I did not intend for Arch or Alexey to make the adjustments or perform the tricks. This is an open source project, and I would contribute these changes myself for review by the team, once appropriate methods were found to for efficient erasures.

I am not by training an engineer, I'm a computer science and mathematics major. The TBB team has a wealth of experience with processor and compiler issues. I don't have this background or training yet, but I am examining the TBB code on a regular basis, reading a lot of books, and attempting to contribute to the code base as much as I can with the skills I currently have.

Each time I do encounter something I don't know about, I buy a book and read it. Are there books I can read to help me understand the cache issues?
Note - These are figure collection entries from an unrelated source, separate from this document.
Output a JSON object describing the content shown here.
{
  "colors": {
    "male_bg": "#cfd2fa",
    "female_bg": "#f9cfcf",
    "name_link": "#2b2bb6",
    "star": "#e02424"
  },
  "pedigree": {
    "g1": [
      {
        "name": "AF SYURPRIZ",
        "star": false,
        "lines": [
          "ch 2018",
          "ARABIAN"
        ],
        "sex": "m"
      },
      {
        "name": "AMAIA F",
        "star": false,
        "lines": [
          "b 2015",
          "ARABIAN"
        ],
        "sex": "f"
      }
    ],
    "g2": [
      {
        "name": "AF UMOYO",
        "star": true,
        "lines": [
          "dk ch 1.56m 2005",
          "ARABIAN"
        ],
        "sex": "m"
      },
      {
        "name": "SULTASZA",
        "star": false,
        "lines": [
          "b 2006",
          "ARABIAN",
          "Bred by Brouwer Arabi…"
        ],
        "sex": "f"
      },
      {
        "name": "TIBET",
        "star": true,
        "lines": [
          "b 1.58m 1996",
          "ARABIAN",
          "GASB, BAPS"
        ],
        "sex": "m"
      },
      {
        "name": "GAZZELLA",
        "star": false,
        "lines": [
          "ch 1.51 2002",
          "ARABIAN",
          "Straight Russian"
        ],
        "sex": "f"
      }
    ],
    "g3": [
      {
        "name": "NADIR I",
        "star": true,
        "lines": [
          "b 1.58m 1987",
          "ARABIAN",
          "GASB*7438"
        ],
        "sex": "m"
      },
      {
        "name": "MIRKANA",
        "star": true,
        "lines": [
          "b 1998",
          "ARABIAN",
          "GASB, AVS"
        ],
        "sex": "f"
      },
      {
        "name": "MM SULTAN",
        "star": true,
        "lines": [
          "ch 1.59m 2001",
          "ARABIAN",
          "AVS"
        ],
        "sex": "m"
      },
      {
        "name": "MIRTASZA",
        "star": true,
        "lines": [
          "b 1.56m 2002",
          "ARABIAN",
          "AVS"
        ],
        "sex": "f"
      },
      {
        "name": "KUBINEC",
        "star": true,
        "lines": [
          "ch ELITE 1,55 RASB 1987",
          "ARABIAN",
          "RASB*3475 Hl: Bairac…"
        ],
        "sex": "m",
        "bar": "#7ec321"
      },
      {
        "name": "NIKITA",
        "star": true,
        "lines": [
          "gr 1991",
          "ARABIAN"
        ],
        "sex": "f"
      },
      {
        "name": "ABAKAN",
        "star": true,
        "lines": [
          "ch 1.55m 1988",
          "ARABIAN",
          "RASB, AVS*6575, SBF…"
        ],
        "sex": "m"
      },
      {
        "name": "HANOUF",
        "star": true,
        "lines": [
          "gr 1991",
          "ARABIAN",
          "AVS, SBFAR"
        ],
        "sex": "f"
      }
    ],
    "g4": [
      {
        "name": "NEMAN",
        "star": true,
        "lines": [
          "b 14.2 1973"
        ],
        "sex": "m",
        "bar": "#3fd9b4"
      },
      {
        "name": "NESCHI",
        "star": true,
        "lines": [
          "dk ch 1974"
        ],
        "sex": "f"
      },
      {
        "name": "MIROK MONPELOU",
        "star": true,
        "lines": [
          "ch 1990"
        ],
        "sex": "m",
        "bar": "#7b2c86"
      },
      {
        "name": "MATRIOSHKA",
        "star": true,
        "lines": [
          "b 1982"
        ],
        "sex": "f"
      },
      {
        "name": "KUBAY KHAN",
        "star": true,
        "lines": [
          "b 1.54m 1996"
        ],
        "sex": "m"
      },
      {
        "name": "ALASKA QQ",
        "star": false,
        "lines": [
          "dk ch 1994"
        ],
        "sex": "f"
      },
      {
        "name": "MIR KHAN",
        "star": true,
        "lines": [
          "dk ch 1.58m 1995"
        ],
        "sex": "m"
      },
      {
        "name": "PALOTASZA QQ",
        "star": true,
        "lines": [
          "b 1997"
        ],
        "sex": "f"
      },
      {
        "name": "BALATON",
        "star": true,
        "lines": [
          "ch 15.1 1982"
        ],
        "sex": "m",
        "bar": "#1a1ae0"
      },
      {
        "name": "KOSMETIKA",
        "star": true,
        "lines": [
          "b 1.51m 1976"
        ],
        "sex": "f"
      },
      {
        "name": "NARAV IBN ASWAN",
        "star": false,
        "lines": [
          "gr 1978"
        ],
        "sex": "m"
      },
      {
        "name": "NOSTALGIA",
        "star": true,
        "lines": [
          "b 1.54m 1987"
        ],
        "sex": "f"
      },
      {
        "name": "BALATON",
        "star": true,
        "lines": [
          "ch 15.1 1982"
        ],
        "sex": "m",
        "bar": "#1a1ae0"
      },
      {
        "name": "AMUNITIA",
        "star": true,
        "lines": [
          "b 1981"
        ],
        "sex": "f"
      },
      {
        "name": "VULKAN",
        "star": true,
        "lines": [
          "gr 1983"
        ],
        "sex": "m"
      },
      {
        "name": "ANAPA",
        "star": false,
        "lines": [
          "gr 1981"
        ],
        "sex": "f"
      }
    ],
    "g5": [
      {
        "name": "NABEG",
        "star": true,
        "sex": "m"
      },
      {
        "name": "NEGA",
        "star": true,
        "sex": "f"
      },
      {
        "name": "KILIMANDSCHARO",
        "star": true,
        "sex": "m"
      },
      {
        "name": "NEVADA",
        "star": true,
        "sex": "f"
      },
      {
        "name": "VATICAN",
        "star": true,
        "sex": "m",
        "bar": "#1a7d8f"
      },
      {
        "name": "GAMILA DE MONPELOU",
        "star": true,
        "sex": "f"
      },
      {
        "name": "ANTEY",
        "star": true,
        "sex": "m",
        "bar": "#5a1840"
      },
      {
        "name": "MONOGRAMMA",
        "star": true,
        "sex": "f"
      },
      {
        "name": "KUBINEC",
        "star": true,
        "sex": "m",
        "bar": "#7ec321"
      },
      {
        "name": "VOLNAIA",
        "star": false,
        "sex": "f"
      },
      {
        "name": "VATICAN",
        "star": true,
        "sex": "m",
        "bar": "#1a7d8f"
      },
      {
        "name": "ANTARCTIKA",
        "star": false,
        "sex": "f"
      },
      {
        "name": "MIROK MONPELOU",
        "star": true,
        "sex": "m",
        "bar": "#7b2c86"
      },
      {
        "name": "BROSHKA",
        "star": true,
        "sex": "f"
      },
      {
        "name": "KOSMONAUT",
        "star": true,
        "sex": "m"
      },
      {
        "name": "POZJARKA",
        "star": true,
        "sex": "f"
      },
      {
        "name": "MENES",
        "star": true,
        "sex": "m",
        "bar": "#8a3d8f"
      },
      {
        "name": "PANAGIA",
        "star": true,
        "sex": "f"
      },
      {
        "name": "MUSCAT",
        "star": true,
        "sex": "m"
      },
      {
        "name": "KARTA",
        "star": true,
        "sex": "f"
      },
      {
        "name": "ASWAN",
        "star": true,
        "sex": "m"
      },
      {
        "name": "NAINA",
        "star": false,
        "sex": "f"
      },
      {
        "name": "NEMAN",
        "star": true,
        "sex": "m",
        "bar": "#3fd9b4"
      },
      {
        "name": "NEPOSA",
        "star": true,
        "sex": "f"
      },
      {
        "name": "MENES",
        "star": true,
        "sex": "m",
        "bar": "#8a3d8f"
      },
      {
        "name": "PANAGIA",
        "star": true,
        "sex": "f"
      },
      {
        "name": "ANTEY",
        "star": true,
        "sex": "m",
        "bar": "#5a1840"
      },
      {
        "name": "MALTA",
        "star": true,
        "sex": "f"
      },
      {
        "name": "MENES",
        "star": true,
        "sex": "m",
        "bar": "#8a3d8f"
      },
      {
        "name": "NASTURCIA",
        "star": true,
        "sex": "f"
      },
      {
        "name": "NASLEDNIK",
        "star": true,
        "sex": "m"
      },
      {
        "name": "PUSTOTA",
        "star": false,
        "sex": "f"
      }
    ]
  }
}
What do you think of these ones: http://shop.intel.com/shop/product.aspx?pid=sibk3603

Engineers? Where? I was a physics and math major when I was in school. And I love having a job that makes me deal with questions like those you raise, because it makes me strive to become more knowledgable, in order to help you (that's the collective "you").

Books from Intel Press? They're all great! Honestly, I must say that I don't own any of the books in the quartet referenced in your last post. I did do some review work on the first edition of Rich Gerber's book, and I looked over the table of contents of Shameem's book and found it to have reasonable coverage, but Ihaven't gotten a copy yet. Stewart Taylor's book is about Intel Integrated Performance Primitives and James Reinders' is about VTuneAnalyzer; neither is likely to explain much about multi-core programming issues asa primary topic, but either of the first two could be useful.